How to actually do this: 4 moves
1. Make direct calls to listing agents about co-broking on private inventory
This is the most underused skill in a buyer’s agent’s toolkit. When you have a pre-approved, motivated buyer, call listing agents at the dominant brokerages in your market. Not a mass email — a phone call. Tell them:
“I have a buyer looking for a three-bedroom in this neighborhood, price range X to Y, ready to move. If you have anything coming in the next 30 to 60 days, I would love to talk about co-broking it.”
You are asking for a conversation, not a commission. Most agents will take that call.
2. Build a detailed wish list for every buyer before you start searching
When you call a listing agent about private inventory, you need to describe your buyer precisely: location, price range, size, timing, must-haves and deal-breakers. The more specific you are, the more useful you are to that listing agent. Specificity opens doors that vague requests cannot.
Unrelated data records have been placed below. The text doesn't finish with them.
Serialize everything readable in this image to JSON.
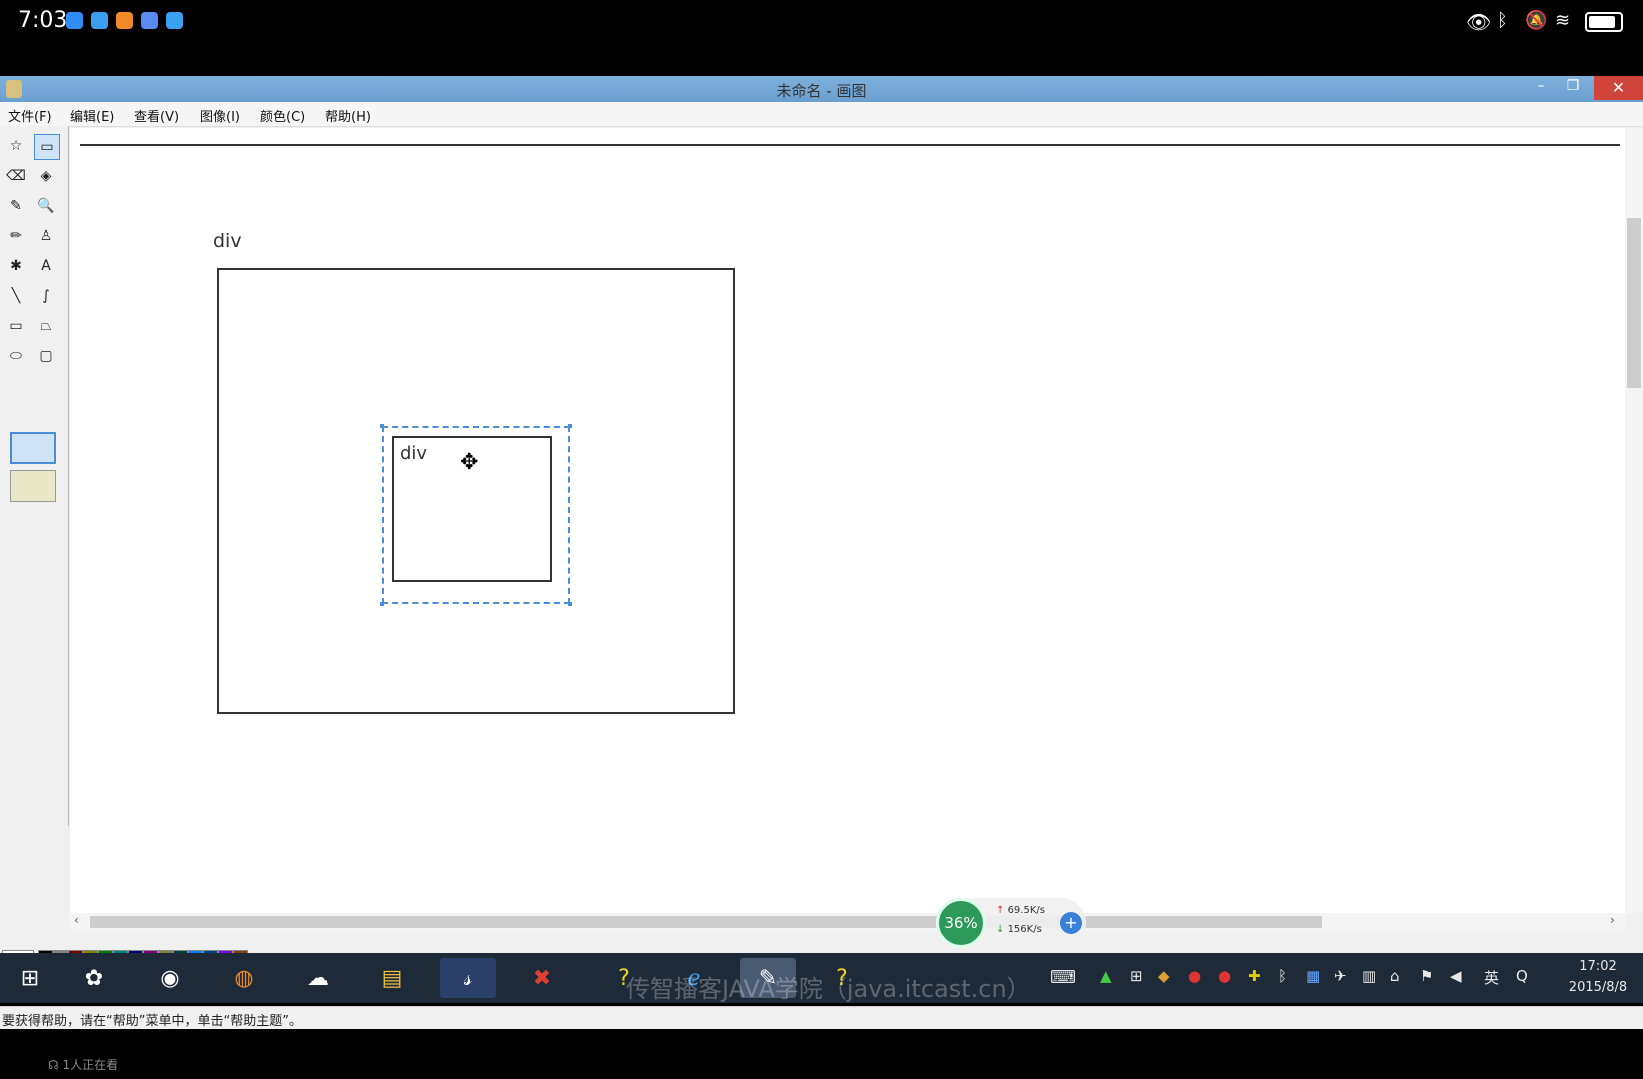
{
  "phone_status": {
    "time": "7:03"
  },
  "window": {
    "title": "未命名 - 画图"
  },
  "menu": [
    "文件(F)",
    "编辑(E)",
    "查看(V)",
    "图像(I)",
    "颜色(C)",
    "帮助(H)"
  ],
  "tools": [
    "free-select-icon",
    "rect-select-icon",
    "eraser-icon",
    "fill-icon",
    "color-picker-icon",
    "magnifier-icon",
    "pencil-icon",
    "brush-icon",
    "airbrush-icon",
    "text-icon",
    "line-icon",
    "curve-icon",
    "rectangle-icon",
    "polygon-icon",
    "ellipse-icon",
    "rounded-rect-icon"
  ],
  "tool_glyphs": [
    "☆",
    "▭",
    "⌫",
    "◈",
    "✎",
    "🔍",
    "✏",
    "♙",
    "✱",
    "A",
    "╲",
    "∫",
    "▭",
    "⏢",
    "⬭",
    "▢"
  ],
  "canvas": {
    "outer_label": "div",
    "inner_label": "div",
    "move_cursor": "✥"
  },
  "palette": {
    "top_colors": [
      "#000000",
      "#808080",
      "#800000",
      "#808000",
      "#008000",
      "#008080",
      "#000080",
      "#800080",
      "#808040",
      "#004040",
      "#0080ff",
      "#004080",
      "#8000ff",
      "#804000"
    ],
    "bottom_colors": [
      "#ffffff",
      "#c0c0c0",
      "#ff0000",
      "#ffff00",
      "#00ff00",
      "#00ffff",
      "#0000ff",
      "#ff00ff",
      "#ffff80",
      "#00ff80",
      "#80ffff",
      "#8080ff",
      "#ff0080",
      "#ff8040"
    ]
  },
  "status_text": "要获得帮助，请在“帮助”菜单中，单击“帮助主题”。",
  "net_monitor": {
    "percent": "36%",
    "up": "69.5K/s",
    "down": "156K/s"
  },
  "watermark": "传智播客JAVA学院（java.itcast.cn）",
  "tray": {
    "ime": "英",
    "time": "17:02",
    "date": "2015/8/8"
  },
  "viewer_count": "1人正在看"
}
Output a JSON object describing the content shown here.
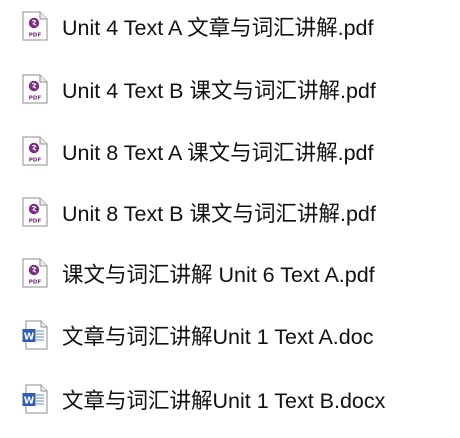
{
  "files": [
    {
      "name": "Unit 4 Text A 文章与词汇讲解.pdf",
      "type": "pdf",
      "icon": "pdf-file-icon",
      "icon_label": "PDF"
    },
    {
      "name": "Unit 4 Text B 课文与词汇讲解.pdf",
      "type": "pdf",
      "icon": "pdf-file-icon",
      "icon_label": "PDF"
    },
    {
      "name": "Unit 8 Text A 课文与词汇讲解.pdf",
      "type": "pdf",
      "icon": "pdf-file-icon",
      "icon_label": "PDF"
    },
    {
      "name": "Unit 8 Text B 课文与词汇讲解.pdf",
      "type": "pdf",
      "icon": "pdf-file-icon",
      "icon_label": "PDF"
    },
    {
      "name": "课文与词汇讲解 Unit 6 Text A.pdf",
      "type": "pdf",
      "icon": "pdf-file-icon",
      "icon_label": "PDF"
    },
    {
      "name": "文章与词汇讲解Unit 1 Text A.doc",
      "type": "doc",
      "icon": "word-file-icon",
      "icon_label": "W"
    },
    {
      "name": "文章与词汇讲解Unit 1 Text B.docx",
      "type": "docx",
      "icon": "word-file-icon",
      "icon_label": "W"
    }
  ],
  "colors": {
    "pdf_accent": "#7b2d83",
    "word_accent": "#2b5fb4",
    "text": "#111111"
  }
}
3. Monitor coming-soon platforms every day, not every week
Zillow Preview — launched with Keller Williams, REMAX, HomeServices of America, Side and United Real Estate — displays coming-soon listings on Zillow and Trulia before MLS entry. Compass coming-soon listings now appear on Redfin via the Compass/Rocket/Redfin partnership. And eXp Realty will be syndicating coming-soon listings to Realtor.com, Homes.com and ComeHome.com in April.
A 48-hour lead on a coming-soon listing is the difference between writing an offer and reading a just-sold notification.
4. Know your market’s inventory landscape before your buyer needs it
Before your next buyer consultation, know which brokerages control the largest share of private or pre-market inventory locally, which Zillow Preview partners operate in your market and which coming-soon feeds are active. The agent who walks in already knowing the landscape delivers a fundamentally different level of service.
How to say this to your buyers
“The real estate market has changed. The MLS is no longer the only place homes are sold. A growing number of properties never appear on Zillow or any public portal. My job is to find you those homes, not just the ones anyone with an internet connection can see. When you work with me, you are not searching the same database as everyone else. You are accessing a network.”
That is not a script. It is the truth. And buyers will understand it immediately, because it speaks directly to the frustration they are about to feel.
The agents who win in this market
The MLS is not dead. Cooperation is not dead. But the era of the single, unified marketplace — where every available home was findable in one place — is behind us. What comes next rewards agents who know the landscape, make the calls and show up as the connector their buyers cannot be on their own.
This industry just handed you a reason to be indispensable. Use it.